Was ist dein dunkelstes Geheimnis?
Seven Ways to Tell a Lie„Seven Ways to Tell a Lie“ ist der neue Jugend-Thriller von Colin Hadler, in dem uns der Autor in eine unbescholtene Kleinstadt führt – in der ein Video dafür sorgt, dass Chaos und Unbehagen ausbrechen ...
„Seven Ways to Tell a Lie“ ist der neue Jugend-Thriller von Colin Hadler, in dem uns der Autor in eine unbescholtene Kleinstadt führt – in der ein Video dafür sorgt, dass Chaos und Unbehagen ausbrechen …
Ein Unglück, das niemand überlebt.
Das sich nie ereignet hat, wie Jonah, einer der Toten, weiß.
Doch wer steckt hinter dem schrecklichen Deepfake und was will er/sie damit erreichen? Eine Prophezeiung? Oder nur ein schlechter Scherz?
Als immer mehr Clips auftauchen, die Jonah und seine ehemalige Clique, die vor einem Jahr zerbrochen ist, als Enya spurlos verschwand, „ansprechen“, machen sich die Jugendlichen gemeinsam auf die Suche nach den Initiatoren und nach Wahrheiten. Dabei kommen ungeahnte Geheimnisse ans Licht …

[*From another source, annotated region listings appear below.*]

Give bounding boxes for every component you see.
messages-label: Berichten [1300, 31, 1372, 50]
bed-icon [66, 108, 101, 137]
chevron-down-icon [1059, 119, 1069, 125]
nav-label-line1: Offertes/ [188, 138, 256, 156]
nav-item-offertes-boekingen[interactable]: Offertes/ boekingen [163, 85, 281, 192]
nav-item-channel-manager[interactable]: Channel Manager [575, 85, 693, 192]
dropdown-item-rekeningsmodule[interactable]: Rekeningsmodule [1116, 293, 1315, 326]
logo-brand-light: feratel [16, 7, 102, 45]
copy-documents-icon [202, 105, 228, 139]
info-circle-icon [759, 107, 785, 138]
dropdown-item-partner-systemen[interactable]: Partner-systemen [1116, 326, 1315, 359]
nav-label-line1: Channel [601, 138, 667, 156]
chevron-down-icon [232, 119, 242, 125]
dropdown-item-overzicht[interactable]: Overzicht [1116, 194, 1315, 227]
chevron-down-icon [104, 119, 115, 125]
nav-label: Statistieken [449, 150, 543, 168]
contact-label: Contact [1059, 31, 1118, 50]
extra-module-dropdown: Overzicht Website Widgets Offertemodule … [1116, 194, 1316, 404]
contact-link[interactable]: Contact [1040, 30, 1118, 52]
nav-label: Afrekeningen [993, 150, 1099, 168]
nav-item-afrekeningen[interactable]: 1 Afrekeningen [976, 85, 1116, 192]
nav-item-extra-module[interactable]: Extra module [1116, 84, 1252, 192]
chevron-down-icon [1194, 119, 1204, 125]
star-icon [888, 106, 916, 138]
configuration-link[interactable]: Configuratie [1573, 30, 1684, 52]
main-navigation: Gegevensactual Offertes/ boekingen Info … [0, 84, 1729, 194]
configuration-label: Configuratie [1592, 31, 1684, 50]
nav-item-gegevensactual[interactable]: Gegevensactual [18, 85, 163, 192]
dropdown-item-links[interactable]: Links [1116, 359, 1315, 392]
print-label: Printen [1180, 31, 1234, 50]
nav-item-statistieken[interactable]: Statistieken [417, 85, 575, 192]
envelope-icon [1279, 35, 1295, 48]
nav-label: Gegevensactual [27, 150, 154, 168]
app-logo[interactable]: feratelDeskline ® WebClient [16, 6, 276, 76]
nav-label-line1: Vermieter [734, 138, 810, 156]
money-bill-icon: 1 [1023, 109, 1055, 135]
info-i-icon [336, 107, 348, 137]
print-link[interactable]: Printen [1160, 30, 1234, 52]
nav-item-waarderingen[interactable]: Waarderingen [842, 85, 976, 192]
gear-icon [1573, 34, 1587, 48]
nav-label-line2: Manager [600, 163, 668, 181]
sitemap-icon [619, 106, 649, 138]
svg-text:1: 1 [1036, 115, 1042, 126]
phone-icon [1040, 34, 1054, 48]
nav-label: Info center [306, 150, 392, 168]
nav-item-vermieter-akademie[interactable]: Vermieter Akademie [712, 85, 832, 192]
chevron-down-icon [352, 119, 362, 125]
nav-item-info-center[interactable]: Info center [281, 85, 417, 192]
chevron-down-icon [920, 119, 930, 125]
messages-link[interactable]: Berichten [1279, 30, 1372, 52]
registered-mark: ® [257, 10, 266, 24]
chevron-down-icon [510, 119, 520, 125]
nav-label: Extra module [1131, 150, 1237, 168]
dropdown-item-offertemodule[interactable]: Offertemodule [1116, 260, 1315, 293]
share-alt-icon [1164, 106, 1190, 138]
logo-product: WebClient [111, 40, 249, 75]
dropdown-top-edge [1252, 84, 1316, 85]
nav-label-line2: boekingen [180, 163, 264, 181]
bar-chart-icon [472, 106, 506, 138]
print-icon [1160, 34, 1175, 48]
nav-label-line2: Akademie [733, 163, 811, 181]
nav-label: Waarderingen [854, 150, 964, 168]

Wiedergegeben wird das Geschehen aus der Sicht von Jonah, durch den wir seine alten FreundInnen – Ruby, Victor, Samuel, Jessica, Laurin – kennenlernen und auch einiges über Enya erfahren. Thea schließt sich dem Trupp an und bereichert diesen, ist sie doch nicht vom Zwist der TeenagerInnen betroffen. Langsam verändert sich die Dynamik, wird mal enger und freundschaftlicher, bis Misstrauen und Argwohn mitmischen. Aufgrund der unterschiedlichen Charaktere und der Vielzahl (möglicher) Motive, der Tatsache, dass jedeR mindestens ein Geheimnis von mehr oder minder größerem Ausmaß hat, ist es nicht ersichtlich, wer hinter den Videos steckt – und somit führt uns der Autor gekonnt an der Nase herum.
Da „Seven Ways to Tell a Lie“ ab 13 Jahren empfohlen wird, war es wenig überraschend, dass der Stil recht einfach gehalten wurde, mir an so mancher Stelle Ernst und Tiefe, ja, auch Abwechslung und vor allem Spannung fehlten. Der Verlauf – bestückt mit immer neuen „Twists“ und Offenbarungen – selbst wirkte öfter stark konstruiert, im Showdown fehlte es mir an Details, war die Auflösung zwar hervorragend gewählt und unerwartet, jedoch rasch vorbei. Wie Hadler sensible Themen – u. A. Homophobie, Rassismus, Gewalt – einflocht, durch die die einzelnen Figuren und Reaktionen mehr Griffigkeit bekamen, ist gut gelungen und in einem Buch, das sich an eine jüngere Zielgruppe richtet, ungemein wichtig. Zusätzlich beschäftigt sich Colin mit den – aktuell heiß diskutierten – Gefahren rund um KI. Wie leicht Mensch Fake-News verbreiten, Medien manipulieren kann. Unangenehme Vorstellung, doch leider Realität.
Fazit: Ein Roman, der zum Nachdenken animiert; spaßige, gefühlvolle und spannende Sequenzen bereithält. Was ist dein dunkelstes Geheimnis?